There are two species of coffee trees (and beans): Coffea arabica and coffea robusta.  Arabica coffees grow best at altitudes over 3000 feet and produce superior quality coffees in terms of flavor and aroma.  Arabica coffee's caffeine is half that of robusta coffees, which are grown at lower elevations, are easier to grow, more disease resistant and produce higher yields.  Robusta coffees are often added to espresso blends for their crema characteristics.

RoastingCoffee Roasting Machine

Roasting of coffee is done either by drum roasting or hot air roasting.  Sky Mountain Coffee roasts its coffee in a drum roaster.  Green coffee is roasted for between 12-18 minutes in temperatures ranging between 400-460º F.  The process caramelizes sugars and carbohydrates in the bean to produce the browned color and aromas.  Roasting will cause the beans to plump 50% in size while losing around 16% water weight.  Terms such as city, full city, Viennese, French, and Italian are used (with some latitude) to describe degrees or levels of roast.


Proper storage of coffee is critical to maintaining flavor.  A cool, dry, air-tight container is the best way to store whole bean coffee as air and moisture cause coffee to stale fairly quickly.  It is preferable to grind coffee prior to brewing as ground coffee increases the surface area and therefore accelerates the staling process.  Freezing coffee does not stop the staling process.  It is best to buy your coffee like you do milk, buy what you need for the next 7-10 days.


There are a variety of coffee brewing devices, among them pour-overs, French Press, vacuum pots and filter drip machines.  A great cup of coffee requires the proper amount of fresh coffee, 2 tablespoons per 6 ounce cup, mingle with fresh 190-205ºF water for between 4-9 minutes, depending on your coffeemaker.  This creates the perfect environment for extracting the rich flavor and aromas while leaving the bitter, woody components behind.

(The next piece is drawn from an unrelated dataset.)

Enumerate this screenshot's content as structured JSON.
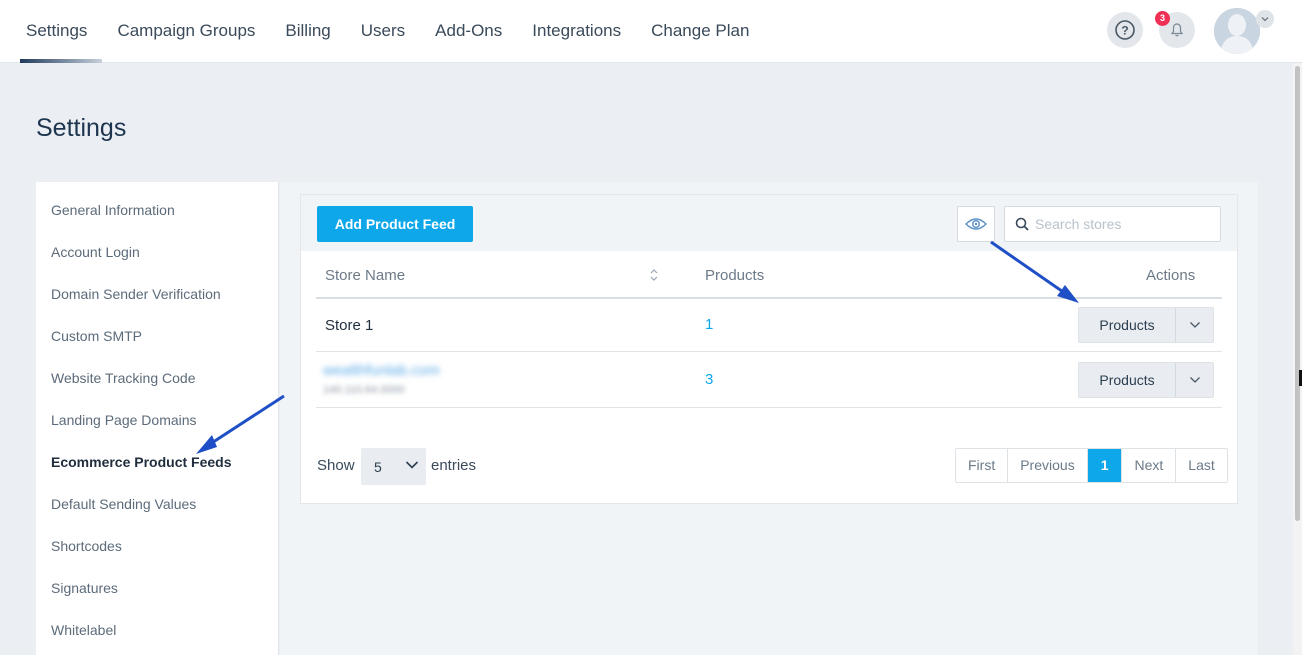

Tasting vs. CuppingCoffee Tasting Wheel

Coffee tasting is a method of experiencing several coffees side-by-side for the purpose of education.  Coffee cupping is a traditional method of evaluating coffee which involves visual examination of the green and roasted coffee followed by a ritualized process of brewing ground coffee directly in the cup.  This unfiltered brew is then used to evaluate the coffee’s aroma, body and flavor.

Four tasting parameters:

  1. Acidity is the sensation of dryness on your tongue and provides the sharp, bright, vibrant quality that is desirable in a quality coffee.  Coffees lacking acidity are considered flat.
  2. Aroma engages our sense of smell to extend the basic tastes of sweet, sour, salty and bitter with the complexities of “floral, winy, vanilla, herbal, etc.”
  3. Body describes the feeling of viscosity, thickness or richness in your mouth; consider the difference between whole milk and water.
  4. Flavor is the overall perception of acidity, aroma and body in your mouth.  Richness, complexity and balance would be examples of general flavor characteristics.  Examples of specific desirable flavor characteristics: Bright, dry, sharp, snappy, caramelly, chocolaty, delicate, earthy, fragrant, fruity, mellow, nutty, spicy, sweet, wildness and winy.  Some undesirable flavors: bitter, carbony, dirty, musty, sour, turpeny, watery, etc.